As the Industrial Revolution took hold, the philosophical question of humanity’s relationship with nature acquired a new urgency. Just as Tao Qian had done in the previous millennium, poets began to ask whether true spiritual enlightenment could ever be found outside of nature.
As one of the leaders of English romanticism, William Wordsworth (1770-1850) had a commitment to the pastoral ideal that ultimately made him turn his back on urban life in favor of England’s Lake District. There, as described in his 1807 poem “The Daffodils,” he wandered “lonely as a cloud” across the Dales, being moved to bliss by such majestic sights as a “host of golden daffodils.”

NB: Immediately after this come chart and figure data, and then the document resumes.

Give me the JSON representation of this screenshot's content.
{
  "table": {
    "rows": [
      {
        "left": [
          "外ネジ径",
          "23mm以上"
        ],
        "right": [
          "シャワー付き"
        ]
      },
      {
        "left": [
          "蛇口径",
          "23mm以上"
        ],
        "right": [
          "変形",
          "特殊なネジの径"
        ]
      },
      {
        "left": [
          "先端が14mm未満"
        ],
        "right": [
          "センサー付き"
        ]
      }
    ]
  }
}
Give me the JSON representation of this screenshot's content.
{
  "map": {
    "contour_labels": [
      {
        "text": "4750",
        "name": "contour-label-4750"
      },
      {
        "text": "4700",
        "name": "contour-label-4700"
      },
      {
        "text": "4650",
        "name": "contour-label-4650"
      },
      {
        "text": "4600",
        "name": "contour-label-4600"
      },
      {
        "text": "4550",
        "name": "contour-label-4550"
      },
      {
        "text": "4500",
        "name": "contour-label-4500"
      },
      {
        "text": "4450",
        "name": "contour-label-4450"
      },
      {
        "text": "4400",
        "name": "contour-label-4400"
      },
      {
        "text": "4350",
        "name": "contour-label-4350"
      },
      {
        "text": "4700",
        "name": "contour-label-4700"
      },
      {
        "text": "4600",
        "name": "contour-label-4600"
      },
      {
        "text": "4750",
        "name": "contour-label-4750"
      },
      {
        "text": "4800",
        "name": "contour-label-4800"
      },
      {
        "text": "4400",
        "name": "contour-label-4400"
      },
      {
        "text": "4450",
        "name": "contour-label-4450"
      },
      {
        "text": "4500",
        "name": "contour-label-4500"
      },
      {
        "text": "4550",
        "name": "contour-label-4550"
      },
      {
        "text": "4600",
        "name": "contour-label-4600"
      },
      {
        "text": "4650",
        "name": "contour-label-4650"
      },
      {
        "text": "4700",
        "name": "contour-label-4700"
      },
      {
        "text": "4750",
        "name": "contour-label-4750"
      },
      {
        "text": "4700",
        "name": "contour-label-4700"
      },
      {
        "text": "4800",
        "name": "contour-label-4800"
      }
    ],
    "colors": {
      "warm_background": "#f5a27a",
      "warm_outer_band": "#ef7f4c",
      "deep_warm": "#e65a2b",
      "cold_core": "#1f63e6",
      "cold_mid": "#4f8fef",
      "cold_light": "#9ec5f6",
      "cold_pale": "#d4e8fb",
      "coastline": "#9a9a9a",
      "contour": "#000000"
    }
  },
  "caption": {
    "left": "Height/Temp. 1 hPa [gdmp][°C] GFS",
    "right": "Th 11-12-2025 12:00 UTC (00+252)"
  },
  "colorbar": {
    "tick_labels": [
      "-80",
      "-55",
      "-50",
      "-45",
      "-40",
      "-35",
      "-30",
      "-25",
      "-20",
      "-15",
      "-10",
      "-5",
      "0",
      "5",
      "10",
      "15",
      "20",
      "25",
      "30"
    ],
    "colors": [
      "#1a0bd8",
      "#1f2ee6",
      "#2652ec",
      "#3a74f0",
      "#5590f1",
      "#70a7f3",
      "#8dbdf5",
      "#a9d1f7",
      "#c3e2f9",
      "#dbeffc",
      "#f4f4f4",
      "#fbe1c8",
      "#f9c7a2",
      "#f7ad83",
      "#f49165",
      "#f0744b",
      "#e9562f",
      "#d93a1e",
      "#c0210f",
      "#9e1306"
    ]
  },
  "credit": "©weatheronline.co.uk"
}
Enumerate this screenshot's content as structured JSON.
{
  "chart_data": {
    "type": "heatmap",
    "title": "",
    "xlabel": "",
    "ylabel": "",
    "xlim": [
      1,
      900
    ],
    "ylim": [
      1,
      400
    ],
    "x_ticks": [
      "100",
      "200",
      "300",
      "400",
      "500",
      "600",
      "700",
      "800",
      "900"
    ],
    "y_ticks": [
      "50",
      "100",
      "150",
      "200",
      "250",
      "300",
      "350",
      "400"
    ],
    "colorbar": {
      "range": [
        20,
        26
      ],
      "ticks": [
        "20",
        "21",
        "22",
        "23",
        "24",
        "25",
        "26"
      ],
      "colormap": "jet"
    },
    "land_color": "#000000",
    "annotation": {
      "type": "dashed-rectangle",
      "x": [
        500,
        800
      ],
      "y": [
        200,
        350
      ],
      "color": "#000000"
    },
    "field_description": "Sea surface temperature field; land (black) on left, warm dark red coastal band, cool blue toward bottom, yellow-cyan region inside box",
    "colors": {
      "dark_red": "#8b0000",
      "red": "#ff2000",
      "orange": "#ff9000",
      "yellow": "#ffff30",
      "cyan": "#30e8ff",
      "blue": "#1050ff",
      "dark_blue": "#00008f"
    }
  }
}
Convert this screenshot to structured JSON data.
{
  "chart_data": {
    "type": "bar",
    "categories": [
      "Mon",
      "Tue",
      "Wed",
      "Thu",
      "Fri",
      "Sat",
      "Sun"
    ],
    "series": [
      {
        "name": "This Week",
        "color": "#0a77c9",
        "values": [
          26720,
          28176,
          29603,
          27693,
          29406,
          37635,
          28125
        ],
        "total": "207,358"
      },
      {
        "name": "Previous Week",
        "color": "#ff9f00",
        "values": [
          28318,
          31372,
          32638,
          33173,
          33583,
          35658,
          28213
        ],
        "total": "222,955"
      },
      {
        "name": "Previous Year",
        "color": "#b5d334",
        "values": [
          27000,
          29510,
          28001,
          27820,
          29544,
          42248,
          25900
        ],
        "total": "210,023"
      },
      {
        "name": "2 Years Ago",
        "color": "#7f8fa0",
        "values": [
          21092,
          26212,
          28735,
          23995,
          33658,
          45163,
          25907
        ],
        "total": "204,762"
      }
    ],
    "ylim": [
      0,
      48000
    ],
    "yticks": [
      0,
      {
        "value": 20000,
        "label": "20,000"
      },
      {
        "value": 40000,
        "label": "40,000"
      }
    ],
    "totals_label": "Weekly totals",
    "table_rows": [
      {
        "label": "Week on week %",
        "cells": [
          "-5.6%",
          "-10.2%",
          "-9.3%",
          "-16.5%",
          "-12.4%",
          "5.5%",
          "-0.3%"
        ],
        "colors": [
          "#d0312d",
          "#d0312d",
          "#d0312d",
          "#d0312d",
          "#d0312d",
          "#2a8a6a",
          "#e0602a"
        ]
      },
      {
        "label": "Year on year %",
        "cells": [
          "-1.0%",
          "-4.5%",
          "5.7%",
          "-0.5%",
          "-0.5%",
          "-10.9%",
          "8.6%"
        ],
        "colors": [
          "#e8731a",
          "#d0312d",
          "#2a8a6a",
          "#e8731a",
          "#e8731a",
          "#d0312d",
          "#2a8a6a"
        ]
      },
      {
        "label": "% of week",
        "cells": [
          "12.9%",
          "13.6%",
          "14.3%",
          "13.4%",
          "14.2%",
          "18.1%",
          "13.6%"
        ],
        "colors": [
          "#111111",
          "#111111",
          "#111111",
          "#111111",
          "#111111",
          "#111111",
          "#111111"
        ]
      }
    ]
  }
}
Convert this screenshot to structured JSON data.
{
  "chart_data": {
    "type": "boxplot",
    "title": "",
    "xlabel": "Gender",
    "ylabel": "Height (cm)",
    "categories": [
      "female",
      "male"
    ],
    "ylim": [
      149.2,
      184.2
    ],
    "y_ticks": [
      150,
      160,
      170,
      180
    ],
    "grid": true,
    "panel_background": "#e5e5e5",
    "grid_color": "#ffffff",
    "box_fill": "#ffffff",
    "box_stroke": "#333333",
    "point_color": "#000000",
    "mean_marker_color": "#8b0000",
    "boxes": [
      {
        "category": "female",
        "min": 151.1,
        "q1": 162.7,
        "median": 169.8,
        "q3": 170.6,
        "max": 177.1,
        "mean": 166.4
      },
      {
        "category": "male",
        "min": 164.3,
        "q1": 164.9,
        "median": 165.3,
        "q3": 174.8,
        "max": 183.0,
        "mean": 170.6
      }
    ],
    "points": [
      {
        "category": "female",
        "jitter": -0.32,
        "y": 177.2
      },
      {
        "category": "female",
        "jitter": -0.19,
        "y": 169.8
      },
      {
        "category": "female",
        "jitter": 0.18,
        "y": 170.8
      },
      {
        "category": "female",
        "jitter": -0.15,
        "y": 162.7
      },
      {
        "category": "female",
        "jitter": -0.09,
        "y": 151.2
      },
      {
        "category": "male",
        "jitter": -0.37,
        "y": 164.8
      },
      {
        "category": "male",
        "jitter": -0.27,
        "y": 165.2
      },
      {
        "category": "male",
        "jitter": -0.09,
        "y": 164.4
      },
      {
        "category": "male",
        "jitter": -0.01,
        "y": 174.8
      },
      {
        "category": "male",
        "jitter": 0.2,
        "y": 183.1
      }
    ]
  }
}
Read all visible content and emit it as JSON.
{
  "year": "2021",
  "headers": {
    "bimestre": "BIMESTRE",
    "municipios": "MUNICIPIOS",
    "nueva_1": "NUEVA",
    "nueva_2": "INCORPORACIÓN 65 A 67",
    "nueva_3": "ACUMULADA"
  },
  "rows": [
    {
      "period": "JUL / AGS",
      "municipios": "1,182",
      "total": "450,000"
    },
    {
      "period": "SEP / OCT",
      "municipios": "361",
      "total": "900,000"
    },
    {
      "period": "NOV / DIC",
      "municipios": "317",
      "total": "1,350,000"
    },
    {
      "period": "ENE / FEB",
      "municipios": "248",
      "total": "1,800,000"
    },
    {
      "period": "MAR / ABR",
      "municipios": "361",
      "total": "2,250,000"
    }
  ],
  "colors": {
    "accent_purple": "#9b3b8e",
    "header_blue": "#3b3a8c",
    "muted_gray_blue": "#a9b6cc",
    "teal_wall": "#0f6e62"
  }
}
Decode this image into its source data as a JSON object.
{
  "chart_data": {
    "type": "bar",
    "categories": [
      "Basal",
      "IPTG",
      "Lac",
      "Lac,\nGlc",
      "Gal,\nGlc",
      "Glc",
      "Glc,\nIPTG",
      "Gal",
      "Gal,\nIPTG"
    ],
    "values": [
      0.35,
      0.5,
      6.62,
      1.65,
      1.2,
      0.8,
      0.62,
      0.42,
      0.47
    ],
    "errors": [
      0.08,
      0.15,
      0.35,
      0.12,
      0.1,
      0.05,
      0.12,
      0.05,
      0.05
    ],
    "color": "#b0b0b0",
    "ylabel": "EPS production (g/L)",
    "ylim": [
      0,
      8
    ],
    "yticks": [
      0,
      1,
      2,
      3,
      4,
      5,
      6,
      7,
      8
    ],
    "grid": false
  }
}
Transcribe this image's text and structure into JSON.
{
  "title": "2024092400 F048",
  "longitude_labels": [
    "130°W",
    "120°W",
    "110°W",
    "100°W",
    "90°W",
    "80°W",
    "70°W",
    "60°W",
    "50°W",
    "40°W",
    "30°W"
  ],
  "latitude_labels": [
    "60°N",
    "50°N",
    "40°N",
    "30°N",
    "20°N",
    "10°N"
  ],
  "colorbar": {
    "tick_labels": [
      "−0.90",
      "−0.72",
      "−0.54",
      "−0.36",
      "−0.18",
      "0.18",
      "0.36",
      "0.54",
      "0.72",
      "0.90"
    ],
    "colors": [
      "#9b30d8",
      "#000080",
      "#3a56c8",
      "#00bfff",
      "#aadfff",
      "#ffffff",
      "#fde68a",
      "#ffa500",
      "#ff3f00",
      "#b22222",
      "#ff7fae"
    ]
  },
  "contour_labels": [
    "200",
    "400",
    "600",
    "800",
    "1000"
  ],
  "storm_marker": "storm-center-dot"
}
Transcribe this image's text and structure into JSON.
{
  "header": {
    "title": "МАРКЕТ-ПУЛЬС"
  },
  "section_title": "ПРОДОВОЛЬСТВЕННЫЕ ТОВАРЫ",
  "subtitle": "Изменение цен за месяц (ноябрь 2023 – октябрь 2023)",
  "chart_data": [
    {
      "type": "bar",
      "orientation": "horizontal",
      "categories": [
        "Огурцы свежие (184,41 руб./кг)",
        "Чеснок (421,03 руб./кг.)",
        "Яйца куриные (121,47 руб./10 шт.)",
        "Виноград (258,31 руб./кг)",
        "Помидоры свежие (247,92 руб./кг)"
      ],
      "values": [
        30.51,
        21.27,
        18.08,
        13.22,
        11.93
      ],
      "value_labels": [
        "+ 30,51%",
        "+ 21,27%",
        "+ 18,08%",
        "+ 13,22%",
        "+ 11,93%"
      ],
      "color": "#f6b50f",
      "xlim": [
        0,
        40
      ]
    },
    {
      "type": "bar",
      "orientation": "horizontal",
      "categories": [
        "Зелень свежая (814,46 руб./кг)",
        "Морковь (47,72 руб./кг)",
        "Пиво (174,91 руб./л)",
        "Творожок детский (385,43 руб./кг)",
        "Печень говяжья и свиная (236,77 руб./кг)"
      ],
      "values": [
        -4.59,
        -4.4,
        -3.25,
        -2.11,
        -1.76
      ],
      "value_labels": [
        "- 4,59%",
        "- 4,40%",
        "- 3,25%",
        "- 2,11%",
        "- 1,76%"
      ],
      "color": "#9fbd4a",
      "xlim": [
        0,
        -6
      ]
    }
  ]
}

But Wordsworth’s efforts paled compared withHenry David Thoreau’s single-minded search for meaning and enlightenment. Thoreau spent 26 months in 1845 living in his wooden cabin by Walden Pond in Concord, Mass. “The mass of men lead lives of quiet desperation,” he wrote. His prescription for warding off urban alienation went further than Wordsworth’s idea of lying on a couch “in vacant or in pensive mood” until the right memory returned. Thoreau’s answer was to live at one with nature, without the accouterments of civilization to hinder his appreciation.
Thoreau profoundly influenced the next generation of poets, particularly W.B. Yeats(1865-1939). Describing his early career, Yeats wrote, “I had still the ambition, formed in Sligo in my teens, of living in imitation of Thoreau.” Homesick for Ireland, he wrote “The Lake Isle of Innisfree,” imagining he would “a small cabin build there, of clay and wattles made…and live alone in the bee-loud glade.”
High rental prices and urban sprawl make a sense of tranquility amid untrammeled nature much harder to achieve today. But it is not impossible if people will put away their cameras and cellphones and, like Yeats, allow each moment to penetrate “the deep heart’s core.